Tuesday, 6 June 2017

A manifesto for progressive politics

This site was - and is - about Brexit, but it has become clear it is about more than that: it's about values, and about unity. Here, then, is a little more on that...

A progressive manifesto in five principles

  1. We should want the best for everyone, refusing to divide people or groups into “us” and “them”.
  2. We should empower people to express their individuality and live the lives they choose, freeing them from conformity, disadvantage and oppression.
  3. Whether as individuals or collectively, we do not own our planet, its living things and its resources, but rather we are its custodians.
  4. Wealth cannot be generated solely by an individual but only within a society, and therefore it does not automatically belong to the individual.
  5. We should have a pragmatic approach to politics, seeking compromise between different views and continually looking for ways to do what works best.

The first principle, of unity and inclusion, and the second, of individuality, together form the core of Liberalism. The third principle is that of environmentalism, and is the key idea of Green politics. The fourth principle defines the Left, and is opposed to the suggestion of the Right that people should be able to keep more of the money “they” earn: it is not automatically “their” money to begin with. Finally, the fifth principle could be attributed to Liberalism or Centrism - although as with all these principles, other traditions may also lay claim to it. Together, I suggest these five principles establish what could (slightly tongue-in-cheek) be called Green Liberal-Left Pragmatism, or progressive politics.

I have put the principle of inclusiveness first because it feels the most personal to me, and is perhaps the most radical. Many politicians espouse such an ideal without following it through to its fullest extent, and continue with the language and policies of division and scapegoating. The principle means, for instance, never condemning people but only what they say or do; and never opposing whole groups such that everyone seen to belong to that group is then demonised. It means no more workers against bosses, no more “hard working families” against the “idle” or “scroungers” (even when these terms are only implied rather than stated explicitly), no more “British” against “foreigners”, and so on. We can be united by all wanting the best for everyone.

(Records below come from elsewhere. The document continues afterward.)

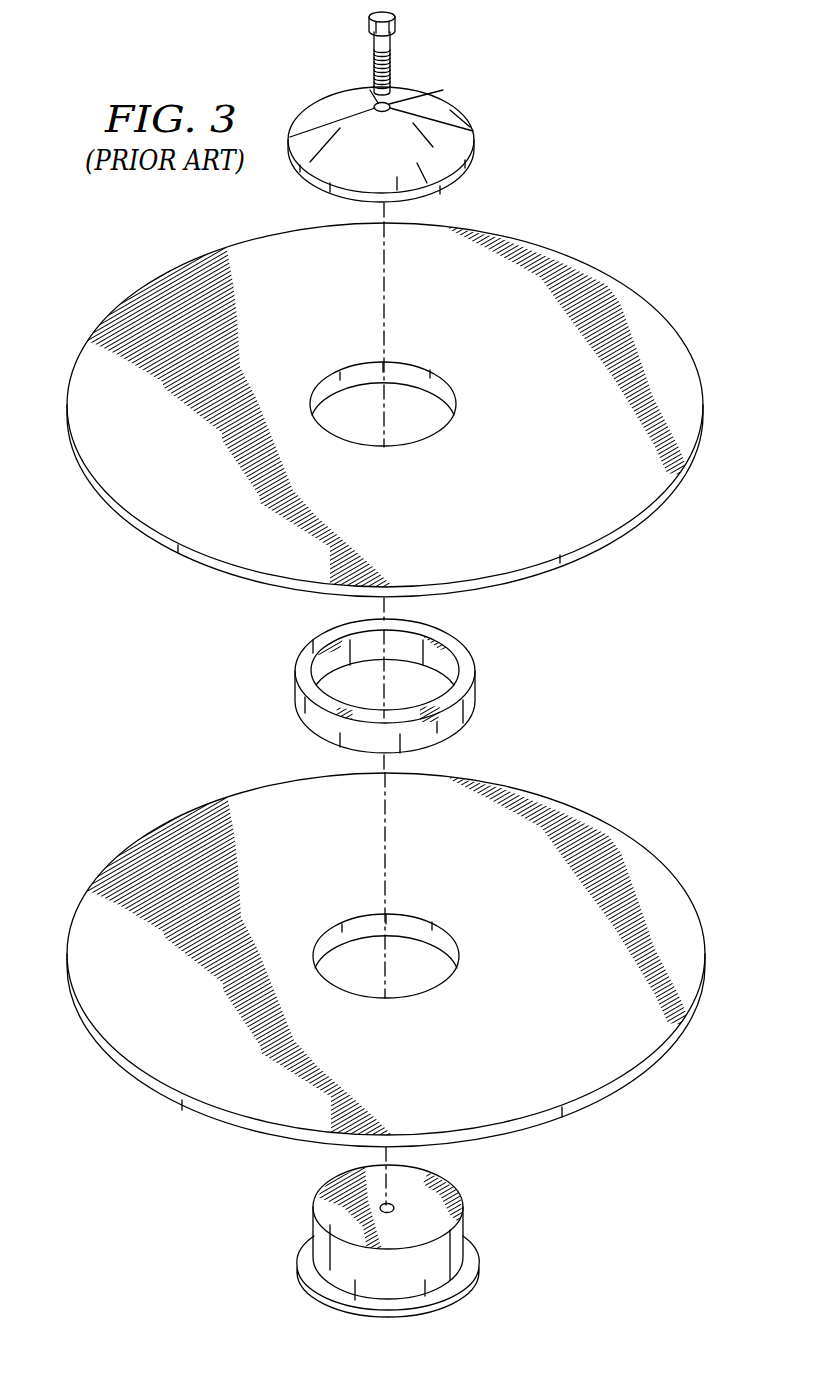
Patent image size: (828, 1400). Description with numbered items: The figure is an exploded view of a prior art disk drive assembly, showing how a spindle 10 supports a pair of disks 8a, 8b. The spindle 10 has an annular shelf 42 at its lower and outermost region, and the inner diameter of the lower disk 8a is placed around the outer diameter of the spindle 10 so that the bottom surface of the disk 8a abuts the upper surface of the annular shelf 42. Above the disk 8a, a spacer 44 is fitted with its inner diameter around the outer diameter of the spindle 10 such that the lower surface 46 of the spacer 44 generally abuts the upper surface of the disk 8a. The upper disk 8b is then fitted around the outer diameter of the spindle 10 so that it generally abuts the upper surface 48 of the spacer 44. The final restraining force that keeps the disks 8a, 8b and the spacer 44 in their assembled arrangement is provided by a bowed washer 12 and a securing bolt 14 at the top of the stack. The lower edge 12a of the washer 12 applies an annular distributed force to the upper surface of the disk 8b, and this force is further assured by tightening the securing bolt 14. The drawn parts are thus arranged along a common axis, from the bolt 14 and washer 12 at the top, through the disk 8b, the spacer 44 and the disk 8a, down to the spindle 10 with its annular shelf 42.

The securing bolt 14 is at (395, 20).
The bowed washer 12 is at (322, 100).
The lower edge of washer 12a is at (462, 173).
The disk 8b is at (664, 336).
The spacer 44 is at (475, 693).
The upper surface of spacer 48 is at (463, 655).
The lower surface of spacer 46 is at (307, 732).
The disk 8a is at (671, 887).
The spindle 10 is at (462, 1224).
The annular shelf 42 is at (303, 1252).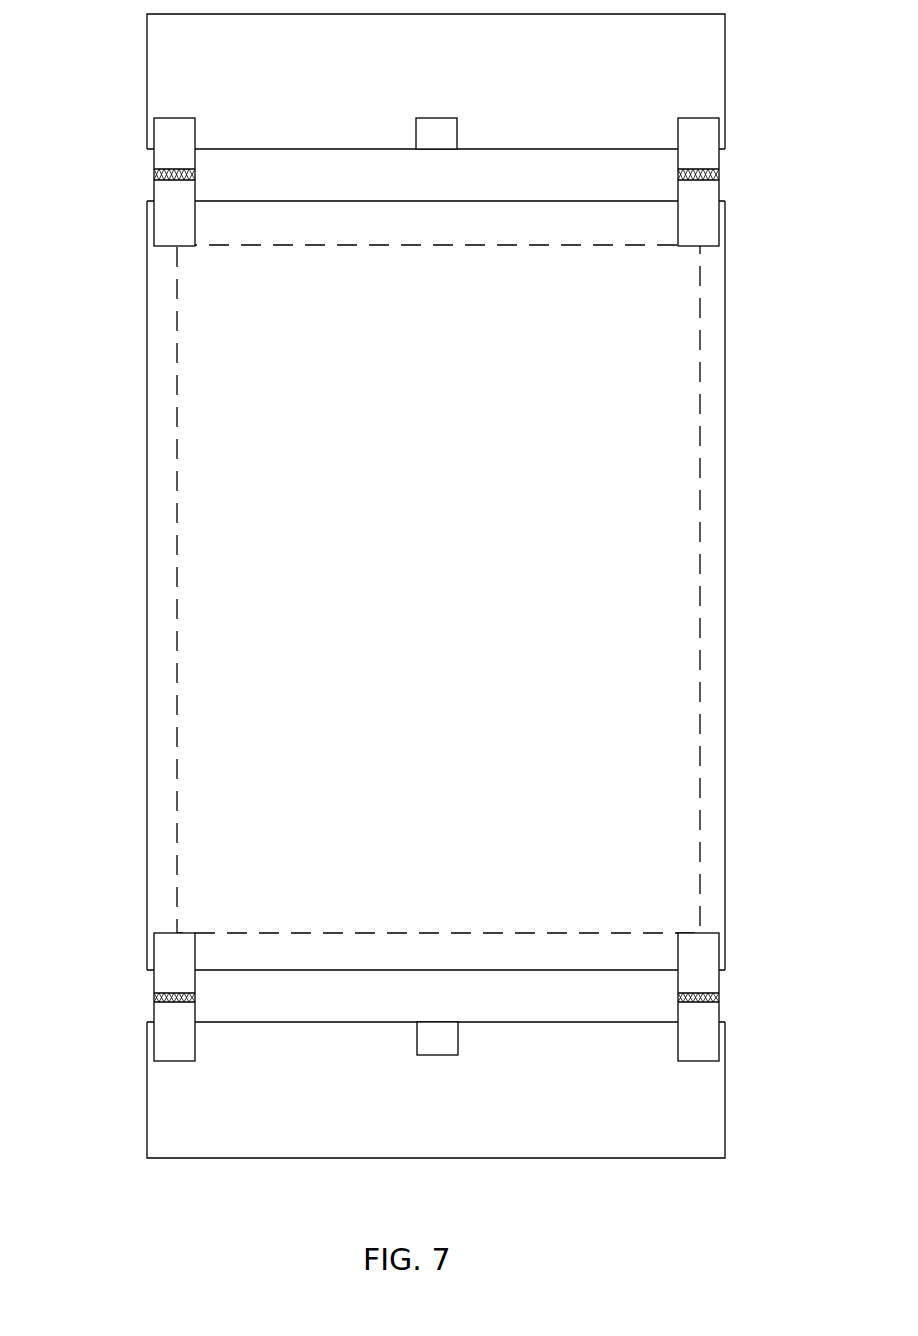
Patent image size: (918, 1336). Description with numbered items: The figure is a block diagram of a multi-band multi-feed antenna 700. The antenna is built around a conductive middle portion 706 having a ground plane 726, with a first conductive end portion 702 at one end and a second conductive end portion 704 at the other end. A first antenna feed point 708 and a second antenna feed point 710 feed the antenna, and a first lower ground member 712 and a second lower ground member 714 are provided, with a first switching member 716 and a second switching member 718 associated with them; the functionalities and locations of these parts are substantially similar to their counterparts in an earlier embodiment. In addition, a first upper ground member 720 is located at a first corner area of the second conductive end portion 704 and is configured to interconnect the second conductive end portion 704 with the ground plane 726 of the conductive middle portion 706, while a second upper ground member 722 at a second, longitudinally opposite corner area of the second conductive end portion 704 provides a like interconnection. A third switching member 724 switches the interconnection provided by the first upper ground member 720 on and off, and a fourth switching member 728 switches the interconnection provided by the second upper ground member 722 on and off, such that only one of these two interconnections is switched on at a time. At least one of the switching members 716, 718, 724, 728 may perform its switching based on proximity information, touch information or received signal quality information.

The multi-band multi-feed antenna 700 is at (99, 576).
The first conductive end portion 702 is at (147, 1145).
The second conductive end portion 704 is at (147, 55).
The conductive middle portion 706 is at (147, 328).
The first antenna feed point 708 is at (435, 1022).
The second antenna feed point 710 is at (428, 150).
The first lower ground member 712 is at (154, 980).
The second lower ground member 714 is at (719, 980).
The first switching member 716 is at (196, 1000).
The second switching member 718 is at (678, 993).
The first upper ground member 720 is at (154, 168).
The second upper ground member 722 is at (719, 164).
The third switching member 724 is at (196, 182).
The ground plane 726 is at (178, 430).
The fourth switching member 728 is at (678, 176).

That unity does not mean sameness, however, and that is why I have put the principle of individuality next. We can want the best for everyone even when we differ from them or disagree with them. Moreover, equality of opportunity is not enough unless it is genuine equality of opportunity, which may mean overcoming historical or institutionalised disadvantage. Scrutinising outcomes is one way to uncover disadvantages that may not be readily apparent; so it is not satisfactory to say that everyone has the same chance to, for example, become an MP when the role was always, and still remains, dominated by white men. So these first two principles, which may sound like they are merely warm words, actually have considerable bite and would mean substantial changes.

We are also all united by the planet we share. The principle of environmentalism is that of stewardship, conservation and sustainability, rather than exploitation; and although not phrased that way here it could even be extended beyond our planet, because in the future people may seek to exploit the resources to be found elsewhere. The emphasis is on planet Earth, though, because that is where we are having the greatest impact, causing the greatest harm, and putting our own future at risk; and climate change is the biggest threat we currently face.

Turning now to money, it is tempting to think that when someone earns a wage it is “their” money. However, an example will clarify this. Consider medical care. A doctor or nurse performs a valuable service and is, rightly, paid for their work - but they could not provide that service without people to treat. Moreover, the buildings, equipment and medicines are all made by others. Their training was also provided by others, and not only that: the skills and knowledge passed on to them was developed by many generations of other people. Arguments such as these counter the claims made on the Right that people have an unqualified right to the money they earn (or inherit, or receive from investments) and that there is a moral case against taxes. How much money someone receives is decided collectively. There may, however, be a pragmatic case against high taxes, and that takes us to the final principle.

Too often ideology overpowers practical considerations. We may wish things were not as they are, and that we had a different starting point, but it is important to accept the reality. For instance, there is another issue to do with money: we often hear about the “markets” reacting unfavourably, and although it is frustrating, we need to take account of stock markets and currency fluctuations when making political decisions because they affect people’s lives - but we could also perhaps find ways to change that situation for the future. Accepting the reality of how things are does not mean giving up, or abandoning what we believe in, but we must be pragmatic rather than dogmatic.

Lastly, and still on the subject of pragmatism, there are many different ways these - or other - principles could be implemented, and we should be guided by what works best in practice. This often cannot be known in advance, so we must learn from experience; and we should always remember too that no one person, political party or ideology has all the best ideas or the right to ignore other views. Working together and making compromises is both necessary and desirable.